Il est pourtant clair qu’après la crise, le malade aura besoin de respirer. Il faudra d’abord continuer à vivre, nous remuscler, relancer l’économie, préserver ce qu’il restera d’emplois, créer d’autres métiers, retrouver ce qui fait sens, savourer à nouveau notre art de vivre à la française. La réponse est dans le civisme, non dans le cynisme. Je ne suis pas certain que la décroissance que le Coronavirus nous a imposée et dont nous sommes loin de mesurer tous les effets négatifs soit le modèle de la future société idéale.
Chacun sait que si nous avons des faiblesses, nous avons de solides atouts, des capacités de résilience et des réserves de créativité que la crise a révélés. La seule stratégie qui vaille est de corriger les unes et de valoriser les autres. Nos facultés de riposte existent : scientifiques, économiques, culturelles, mais les réponses ne pourront pas s’inscrire dans les seuls cadres nationaux.
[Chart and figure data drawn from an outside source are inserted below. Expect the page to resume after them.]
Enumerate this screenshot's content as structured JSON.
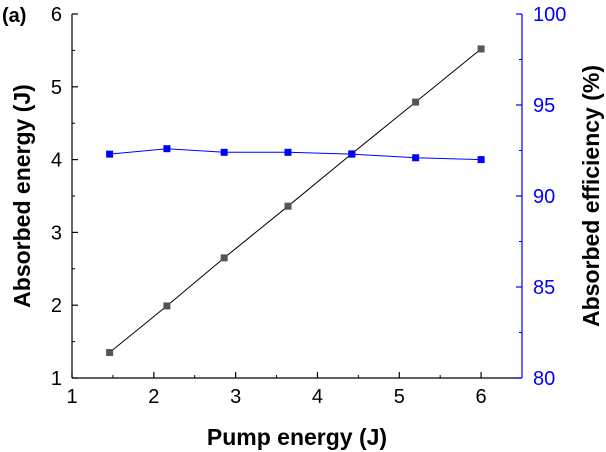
{
  "panel_label": "(a)",
  "colors": {
    "left_axis": "#000000",
    "right_axis": "#0000ff",
    "series_absorbed_energy": "#555555",
    "series_absorbed_efficiency": "#0000ff"
  },
  "chart_data": {
    "type": "line",
    "xlabel": "Pump energy (J)",
    "ylabel": "Absorbed energy (J)",
    "y2label": "Absorbed efficiency (%)",
    "xlim": [
      1,
      6.5
    ],
    "ylim": [
      1,
      6
    ],
    "y2lim": [
      80,
      100
    ],
    "xticks": [
      1,
      2,
      3,
      4,
      5,
      6
    ],
    "yticks": [
      1,
      2,
      3,
      4,
      5,
      6
    ],
    "y2ticks": [
      80,
      85,
      90,
      95,
      100
    ],
    "series": [
      {
        "name": "Absorbed energy",
        "axis": "left",
        "marker": "square",
        "x": [
          1.46,
          2.16,
          2.86,
          3.64,
          4.42,
          5.2,
          6.0
        ],
        "values": [
          1.35,
          1.99,
          2.65,
          3.36,
          4.08,
          4.79,
          5.52
        ]
      },
      {
        "name": "Absorbed efficiency",
        "axis": "right",
        "marker": "square",
        "x": [
          1.46,
          2.16,
          2.86,
          3.64,
          4.42,
          5.2,
          6.0
        ],
        "values": [
          92.3,
          92.6,
          92.4,
          92.4,
          92.3,
          92.1,
          92.0
        ]
      }
    ]
  }
}
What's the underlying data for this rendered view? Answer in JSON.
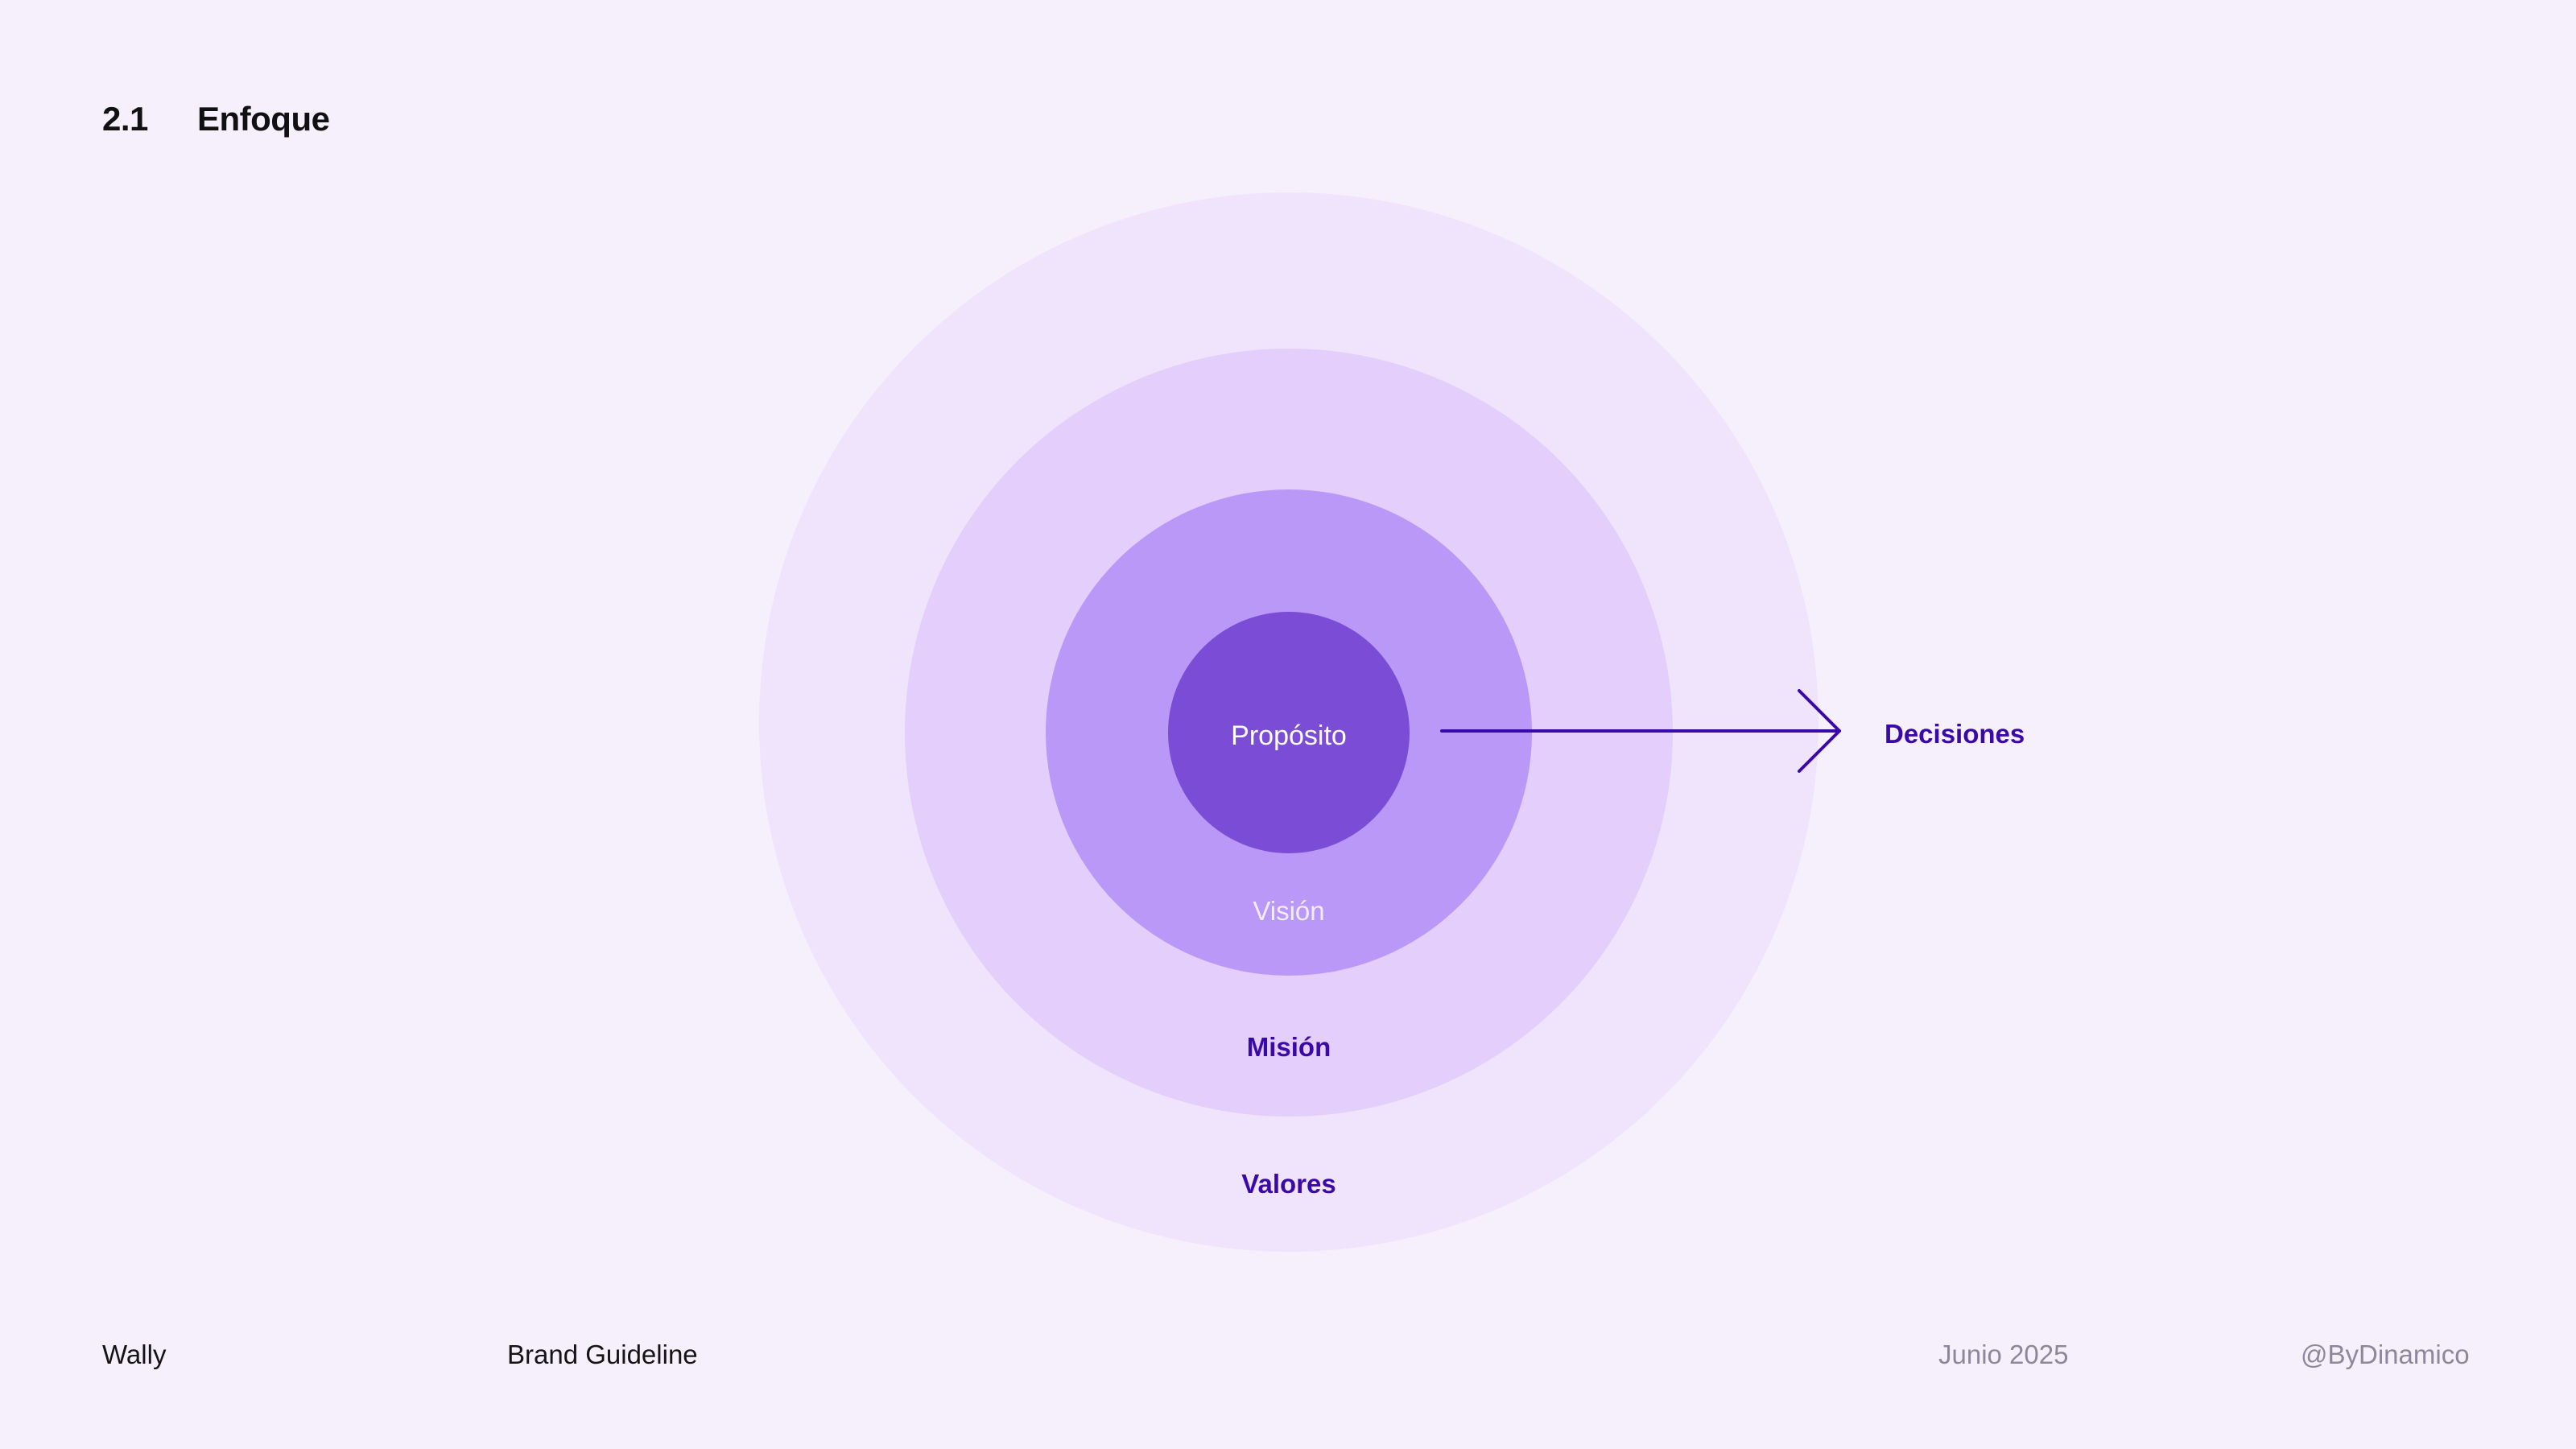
{
  "header": {
    "section_number": "2.1",
    "title": "Enfoque"
  },
  "diagram": {
    "layers": [
      {
        "label": "Propósito",
        "fill": "#7b4cd6",
        "label_color": "#ffffff"
      },
      {
        "label": "Visión",
        "fill": "#b998f7",
        "label_color": "#f3ecff"
      },
      {
        "label": "Misión",
        "fill": "#e3cefc",
        "label_color": "#3a0aa8"
      },
      {
        "label": "Valores",
        "fill": "#f0e4fc",
        "label_color": "#3a0aa8"
      }
    ],
    "arrow_label": "Decisiones",
    "arrow_color": "#3a0aa8"
  },
  "footer": {
    "brand": "Wally",
    "document": "Brand Guideline",
    "date": "Junio 2025",
    "handle": "@ByDinamico"
  }
}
A quelques exceptions près, la crise a montré la tendance de chaque pays à se replier sur lui-même, à réagir en ordre dispersé – comme lors de l’afflux des migrants. L’Europe devra repenser demain son rapport à la subsidiarité, ouvrir de nouveaux champs de compétences partagées et renforcer le multilatéralisme dont la communauté scientifique internationale a mesuré l’intérêt, loin des populismes américains, britanniques ou brésiliens qui ont montré que c’était dans le pire qu’ils étaient les meilleurs.
On réfléchit beaucoup à ce que sera demain, sans même savoir quand commencera ce demain, sans savoir quelle sera l’étendue du champ de ruines, ni dans quel état nous serons au sortir de ce marasme universel. Une chose est sûre : il nous faudra rebâtir patiemment avec tous les bras, toutes les intelligences positives, toutes les énergies disponibles. C’est à ce prix et à ce prix seulement que l’épidémie ne sera plus qu’un épisode de notre histoire.